April 27, 1998|From Times Wire Services

HUELVA, Spain — Environmental groups Sunday disputed claims by Spain's government that millions of gallons of toxic liquid that spilled when a mining dam ruptured were blocked from reaching one of Europe's most prized nature reserves.

Environment Minister Isabel Tocino declared Donana National Park in southwestern Spain safe after touring it Sunday.

"Fortunately, Donana has been saved," Tocino told national radio. "The contaminated waters will not reach the wetlands because all the systems that were put in place worked."

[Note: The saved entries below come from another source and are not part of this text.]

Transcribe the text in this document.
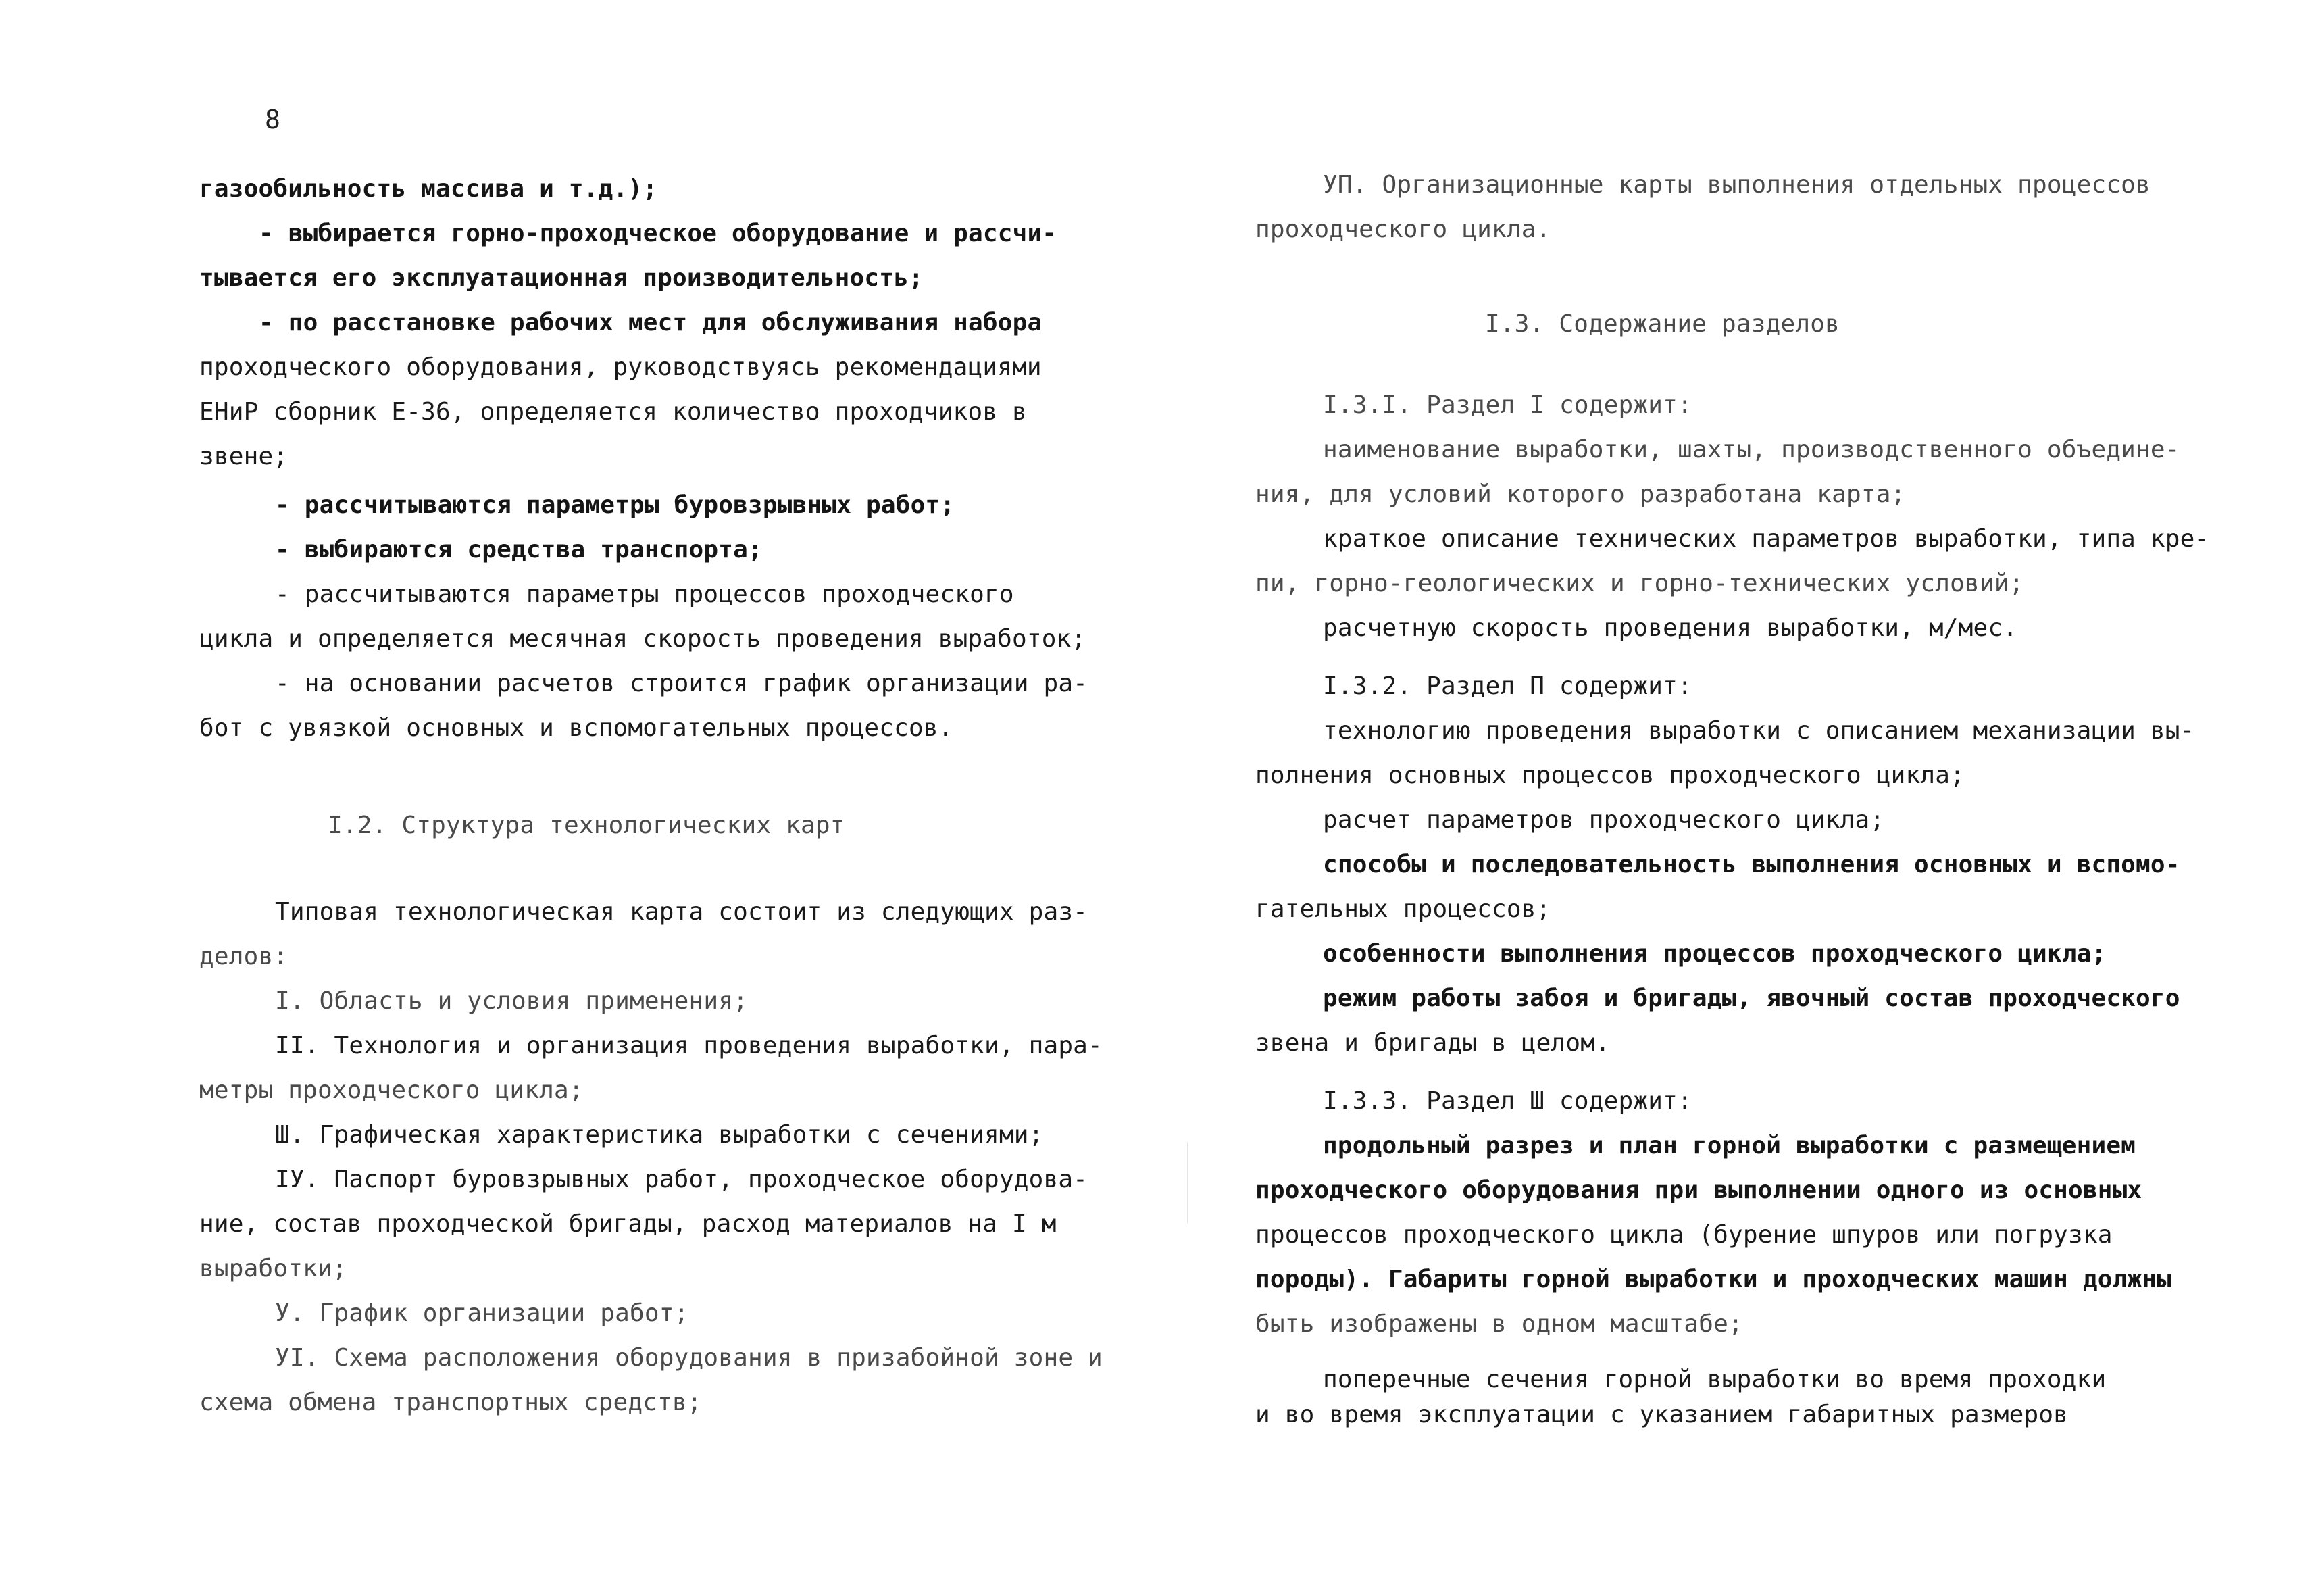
8
газообильность массива и т.д.);
- выбирается горно-проходческое оборудование и рассчи-
тывается его эксплуатационная производительность;
- по расстановке рабочих мест для обслуживания набора
проходческого оборудования, руководствуясь рекомендациями
ЕНиР сборник Е-36, определяется количество проходчиков в
звене;
- рассчитываются параметры буровзрывных работ;
- выбираются средства транспорта;
- рассчитываются параметры процессов проходческого
цикла и определяется месячная скорость проведения выработок;
- на основании расчетов строится график организации ра-
бот с увязкой основных и вспомогательных процессов.
I.2. Структура технологических карт
Типовая технологическая карта состоит из следующих раз-
делов:
I. Область и условия применения;
II. Технология и организация проведения выработки, пара-
метры проходческого цикла;
Ш. Графическая характеристика выработки с сечениями;
IУ. Паспорт буровзрывных работ, проходческое оборудова-
ние, состав проходческой бригады, расход материалов на I м
выработки;
У. График организации работ;
УI. Схема расположения оборудования в призабойной зоне и
схема обмена транспортных средств;
УП. Организационные карты выполнения отдельных процессов
проходческого цикла.
I.3. Содержание разделов
I.3.I. Раздел I содержит:
наименование выработки, шахты, производственного объедине-
ния, для условий которого разработана карта;
краткое описание технических параметров выработки, типа кре-
пи, горно-геологических и горно-технических условий;
расчетную скорость проведения выработки, м/мес.
I.3.2. Раздел П содержит:
технологию проведения выработки с описанием механизации вы-
полнения основных процессов проходческого цикла;
расчет параметров проходческого цикла;
способы и последовательность выполнения основных и вспомо-
гательных процессов;
особенности выполнения процессов проходческого цикла;
режим работы забоя и бригады, явочный состав проходческого
звена и бригады в целом.
I.3.3. Раздел Ш содержит:
продольный разрез и план горной выработки с размещением
проходческого оборудования при выполнении одного из основных
процессов проходческого цикла (бурение шпуров или погрузка
породы). Габариты горной выработки и проходческих машин должны
быть изображены в одном масштабе;
поперечные сечения горной выработки во время проходки
и во время эксплуатации с указанием габаритных размеров
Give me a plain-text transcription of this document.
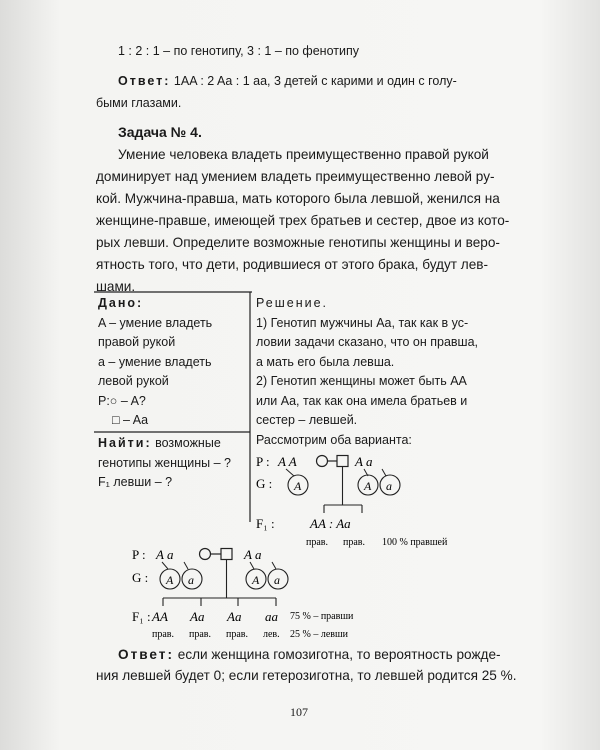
1 : 2 : 1 – по генотипу, 3 : 1 – по фенотипу
Ответ: 1AA : 2 Aa : 1 aa, 3 детей с карими и один с голу-
быми глазами.
Задача № 4.
Умение человека владеть преимущественно правой рукой
доминирует над умением владеть преимущественно левой ру-
кой. Мужчина-правша, мать которого была левшой, женился на
женщине-правше, имеющей трех братьев и сестер, двое из кото-
рых левши. Определите возможные генотипы женщины и веро-
ятность того, что дети, родившиеся от этого брака, будут лев-
шами.
Дано:
A – умение владеть
правой рукой
a – умение владеть
левой рукой
P:○ – A?
□ – Aa
Найти: возможные
генотипы женщины – ?
F₁ левши – ?
Решение.
1) Генотип мужчины Aa, так как в ус-
ловии задачи сказано, что он правша,
а мать его была левша.
2) Генотип женщины может быть AA
или Aa, так как она имела братьев и
сестер – левшей.
Рассмотрим оба варианта:
P : A A	A a
G : A	A a
F₁ :	AA : Aa
прав. прав. 100 % правшей
P : A a	A a
G : A a	A a
F₁ : AA Aa Aa aa 75 % – правши
прав. прав. прав. лев. 25 % – левши
Ответ: если женщина гомозиготна, то вероятность рожде-
ния левшей будет 0; если гетерозиготна, то левшей родится 25 %.
107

But the environmental group Greenpeace said it was premature to call the emergency over. It claimed that hastily constructed dikes had not prevented the spill from contaminating the 185,000-acre reserve, which is mostly marshland.

About 6 million migratory birds flock each year to Donana's salt marshes, which are also home to lynx, otter, eagle and other endangered species.

The Nature Defense Assn. described the spill as one of Europe's worst and said a 25-mile stretch of the Guadiamar River also was contaminated. The river runs next to the park.

It was not immediately known how much of the toxic liquid, which contained residues of cadmium, zinc and other metals, spilled from the reservoir.

On Saturday, workers rushed to build sand and earthen dikes along the park's edge after the reservoir at the Canadian-owned iron pyrite mine, 35 miles north of Donana, broke its banks and poured into the river.